BARBARA MANDRELL: A good hockey player, a really good hockey player.

the Barbara Mandrell familySCOTT ROSS (reporting): There are few people who have the perspective that when we endure suffering sweetness comes. This is something that Barbara Mandrell knows well. It is the essence of her life story. She is quick to point out that not all of life is an endless parade of accolades. There is pain. But what she knows is that through it all, our Father in Heaven is always there to love and comfort.

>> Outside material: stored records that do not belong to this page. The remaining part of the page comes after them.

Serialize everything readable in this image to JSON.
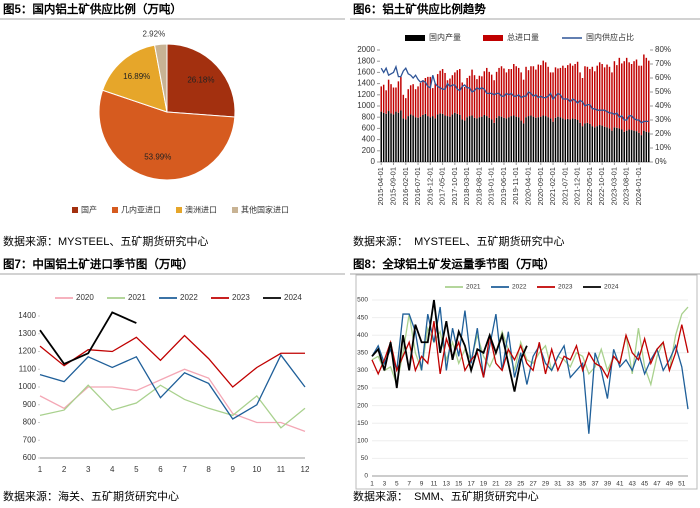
{
  "chart_data": [
    {
      "type": "pie",
      "title": "图5：国内铝土矿供应比例（万吨）",
      "source": "数据来源：MYSTEEL、五矿期货研究中心",
      "categories": [
        "国产",
        "几内亚进口",
        "澳洲进口",
        "其他国家进口"
      ],
      "values": [
        26.18,
        53.99,
        16.89,
        2.92
      ],
      "value_labels": [
        "26.18%",
        "53.99%",
        "16.89%",
        "2.92%"
      ],
      "colors": [
        "#a3300f",
        "#d65b1f",
        "#e6a62a",
        "#c8b394"
      ]
    },
    {
      "type": "combo",
      "title": "图6：铝土矿供应比例趋势",
      "source": "数据来源：  MYSTEEL、五矿期货研究中心",
      "stacked": true,
      "x": [
        "2015-04-01",
        null,
        null,
        null,
        null,
        "2015-09-01",
        null,
        null,
        null,
        null,
        "2016-02-01",
        null,
        null,
        null,
        null,
        "2016-07-01",
        null,
        null,
        null,
        null,
        "2016-12-01",
        null,
        null,
        null,
        null,
        "2017-05-01",
        null,
        null,
        null,
        null,
        "2017-10-01",
        null,
        null,
        null,
        null,
        "2018-03-01",
        null,
        null,
        null,
        null,
        "2018-08-01",
        null,
        null,
        null,
        null,
        "2019-01-01",
        null,
        null,
        null,
        null,
        "2019-06-01",
        null,
        null,
        null,
        null,
        "2019-11-01",
        null,
        null,
        null,
        null,
        "2020-04-01",
        null,
        null,
        null,
        null,
        "2020-09-01",
        null,
        null,
        null,
        null,
        "2021-02-01",
        null,
        null,
        null,
        null,
        "2021-07-01",
        null,
        null,
        null,
        null,
        "2021-12-01",
        null,
        null,
        null,
        null,
        "2022-05-01",
        null,
        null,
        null,
        null,
        "2022-10-01",
        null,
        null,
        null,
        null,
        "2023-03-01",
        null,
        null,
        null,
        null,
        "2023-08-01",
        null,
        null,
        null,
        null,
        "2024-01-01",
        null,
        null,
        null,
        null
      ],
      "ylim": [
        0,
        2000
      ],
      "yticks": [
        0,
        200,
        400,
        600,
        800,
        1000,
        1200,
        1400,
        1600,
        1800,
        2000
      ],
      "y2lim": [
        0,
        80
      ],
      "y2ticks": [
        {
          "value": 0,
          "label": "0%"
        },
        {
          "value": 10,
          "label": "10%"
        },
        {
          "value": 20,
          "label": "20%"
        },
        {
          "value": 30,
          "label": "30%"
        },
        {
          "value": 40,
          "label": "40%"
        },
        {
          "value": 50,
          "label": "50%"
        },
        {
          "value": 60,
          "label": "60%"
        },
        {
          "value": 70,
          "label": "70%"
        },
        {
          "value": 80,
          "label": "80%"
        }
      ],
      "series": [
        {
          "name": "国内产量",
          "color": "#000000",
          "kind": "bar",
          "values": [
            900,
            880,
            860,
            910,
            870,
            850,
            900,
            880,
            920,
            780,
            760,
            820,
            850,
            830,
            800,
            790,
            810,
            840,
            860,
            820,
            800,
            820,
            780,
            850,
            870,
            860,
            830,
            820,
            810,
            850,
            880,
            860,
            840,
            760,
            740,
            800,
            820,
            830,
            790,
            780,
            800,
            810,
            840,
            820,
            790,
            760,
            700,
            790,
            820,
            810,
            790,
            780,
            800,
            820,
            830,
            810,
            800,
            740,
            690,
            800,
            820,
            830,
            810,
            790,
            800,
            810,
            830,
            820,
            800,
            780,
            720,
            790,
            810,
            800,
            780,
            760,
            770,
            760,
            780,
            770,
            750,
            700,
            640,
            690,
            700,
            680,
            640,
            620,
            640,
            660,
            650,
            630,
            620,
            600,
            560,
            620,
            610,
            600,
            580,
            540,
            560,
            580,
            570,
            560,
            550,
            520,
            480,
            560,
            540,
            530
          ]
        },
        {
          "name": "总进口量",
          "color": "#c00000",
          "kind": "bar",
          "values": [
            450,
            500,
            420,
            560,
            520,
            480,
            430,
            560,
            600,
            420,
            380,
            480,
            520,
            560,
            500,
            560,
            600,
            620,
            640,
            700,
            720,
            500,
            620,
            720,
            760,
            800,
            760,
            640,
            680,
            700,
            720,
            780,
            820,
            660,
            600,
            700,
            720,
            820,
            760,
            700,
            740,
            720,
            780,
            860,
            820,
            800,
            760,
            820,
            860,
            900,
            880,
            820,
            860,
            840,
            920,
            900,
            880,
            860,
            780,
            900,
            820,
            880,
            900,
            860,
            940,
            920,
            980,
            960,
            900,
            820,
            880,
            900,
            860,
            880,
            940,
            920,
            960,
            1000,
            940,
            980,
            1040,
            900,
            860,
            1020,
            1000,
            980,
            1060,
            1000,
            1080,
            1120,
            1100,
            1060,
            1120,
            1100,
            1040,
            1180,
            1120,
            1260,
            1180,
            1260,
            1300,
            1200,
            1180,
            1240,
            1280,
            1200,
            1240,
            1360,
            1320,
            1280
          ]
        },
        {
          "name": "国内供应占比",
          "color": "#2f5597",
          "kind": "line",
          "axis": "y2",
          "values": [
            67,
            64,
            67,
            62,
            63,
            64,
            68,
            61,
            61,
            65,
            67,
            63,
            62,
            60,
            62,
            59,
            57,
            58,
            57,
            54,
            53,
            62,
            56,
            54,
            53,
            52,
            52,
            56,
            54,
            55,
            55,
            52,
            51,
            54,
            55,
            53,
            53,
            50,
            51,
            53,
            52,
            53,
            52,
            49,
            49,
            49,
            48,
            49,
            49,
            47,
            47,
            49,
            48,
            49,
            47,
            47,
            48,
            46,
            47,
            47,
            50,
            49,
            47,
            48,
            46,
            47,
            46,
            46,
            47,
            49,
            45,
            47,
            49,
            48,
            45,
            45,
            45,
            43,
            45,
            44,
            42,
            44,
            43,
            40,
            41,
            41,
            38,
            38,
            37,
            37,
            37,
            37,
            36,
            35,
            35,
            34,
            35,
            32,
            33,
            30,
            30,
            33,
            33,
            31,
            30,
            30,
            28,
            29,
            29,
            29
          ]
        }
      ]
    },
    {
      "type": "line",
      "title": "图7：中国铝土矿进口季节图（万吨）",
      "source": "数据来源：海关、五矿期货研究中心",
      "categories": [
        1,
        2,
        3,
        4,
        5,
        6,
        7,
        8,
        9,
        10,
        11,
        12
      ],
      "ylim": [
        600,
        1400
      ],
      "yticks": [
        600,
        700,
        800,
        900,
        1000,
        1100,
        1200,
        1300,
        1400
      ],
      "series": [
        {
          "name": "2020",
          "color": "#f4a7b5",
          "values": [
            950,
            880,
            1000,
            1000,
            980,
            1040,
            1100,
            1050,
            850,
            800,
            800,
            750
          ]
        },
        {
          "name": "2021",
          "color": "#a9d18e",
          "values": [
            840,
            870,
            1010,
            870,
            910,
            1010,
            930,
            880,
            840,
            950,
            770,
            880
          ]
        },
        {
          "name": "2022",
          "color": "#1f5f99",
          "values": [
            1070,
            1030,
            1170,
            1110,
            1170,
            940,
            1080,
            1020,
            820,
            900,
            1180,
            1000
          ]
        },
        {
          "name": "2023",
          "color": "#c00000",
          "values": [
            1230,
            1120,
            1210,
            1200,
            1280,
            1150,
            1290,
            1160,
            1000,
            1110,
            1190,
            1190
          ]
        },
        {
          "name": "2024",
          "color": "#000000",
          "values": [
            1320,
            1130,
            1190,
            1420,
            1360,
            null,
            null,
            null,
            null,
            null,
            null,
            null
          ]
        }
      ]
    },
    {
      "type": "line",
      "title": "图8：全球铝土矿发运量季节图（万吨）",
      "source": "数据来源：  SMM、五矿期货研究中心",
      "frame": true,
      "categories": [
        1,
        null,
        3,
        null,
        5,
        null,
        7,
        null,
        9,
        null,
        11,
        null,
        13,
        null,
        15,
        null,
        17,
        null,
        19,
        null,
        21,
        null,
        23,
        null,
        25,
        null,
        27,
        null,
        29,
        null,
        31,
        null,
        33,
        null,
        35,
        null,
        37,
        null,
        39,
        null,
        41,
        null,
        43,
        null,
        45,
        null,
        47,
        null,
        49,
        null,
        51,
        null
      ],
      "ylim": [
        0,
        500
      ],
      "yticks": [
        0,
        50,
        100,
        150,
        200,
        250,
        300,
        350,
        400,
        450,
        500
      ],
      "series": [
        {
          "name": "2021",
          "color": "#a9d18e",
          "values": [
            330,
            340,
            300,
            310,
            260,
            350,
            460,
            350,
            300,
            420,
            380,
            410,
            330,
            380,
            320,
            360,
            330,
            400,
            340,
            310,
            350,
            410,
            360,
            300,
            380,
            330,
            320,
            350,
            370,
            300,
            340,
            330,
            310,
            350,
            340,
            290,
            310,
            360,
            300,
            340,
            320,
            400,
            290,
            420,
            310,
            260,
            340,
            380,
            300,
            400,
            460,
            480
          ]
        },
        {
          "name": "2022",
          "color": "#1f5f99",
          "values": [
            340,
            370,
            320,
            360,
            300,
            460,
            460,
            410,
            300,
            460,
            380,
            480,
            300,
            420,
            340,
            470,
            320,
            420,
            280,
            370,
            460,
            300,
            410,
            280,
            350,
            260,
            340,
            370,
            320,
            300,
            340,
            370,
            280,
            300,
            320,
            120,
            350,
            300,
            220,
            360,
            310,
            330,
            300,
            350,
            290,
            330,
            360,
            300,
            330,
            370,
            310,
            190
          ]
        },
        {
          "name": "2023",
          "color": "#c00000",
          "values": [
            330,
            290,
            330,
            380,
            300,
            340,
            380,
            300,
            340,
            320,
            440,
            290,
            390,
            340,
            380,
            300,
            330,
            350,
            280,
            400,
            320,
            300,
            360,
            330,
            370,
            320,
            300,
            380,
            290,
            360,
            300,
            340,
            330,
            370,
            300,
            350,
            320,
            310,
            280,
            340,
            320,
            400,
            350,
            330,
            390,
            320,
            360,
            380,
            300,
            350,
            430,
            350
          ]
        },
        {
          "name": "2024",
          "color": "#000000",
          "values": [
            340,
            360,
            300,
            380,
            250,
            400,
            300,
            430,
            380,
            380,
            500,
            350,
            440,
            330,
            410,
            370,
            300,
            360,
            350,
            400,
            350,
            400,
            320,
            240,
            330,
            370,
            null,
            null,
            null,
            null,
            null,
            null,
            null,
            null,
            null,
            null,
            null,
            null,
            null,
            null,
            null,
            null,
            null,
            null,
            null,
            null,
            null,
            null,
            null,
            null,
            null,
            null
          ]
        }
      ]
    }
  ]
}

BARBARA MANDRELL: I realize we're not promised tomorrow. Believe me, I realize that. But if God blesses me and lets me stay, I love my life so much, it is such a good life. I am eager to throw myself at His feet, but I don't want to get on the first busload that is going. I love my life. I am really happy. For the next approximately three years, I have got Nathan to take care of. I know that once he graduates from high school, he will be off doing whatever it is he is going to be doing--probably playing ice hockey. I am loving being Momma. I really, really am. I don't know what the future holds, but I know that God holds tomorrow, so it is exciting. Even when I have hard things happen, He loves me so big, so much. I come through it and I grow from it, because He has got me. He is on the throne. That is why I'm not worried. I am not saying that I'm happy about what's going on right now in our nation, but I am at peace and I am comforted because I know that He's on the throne. That is good enough for me.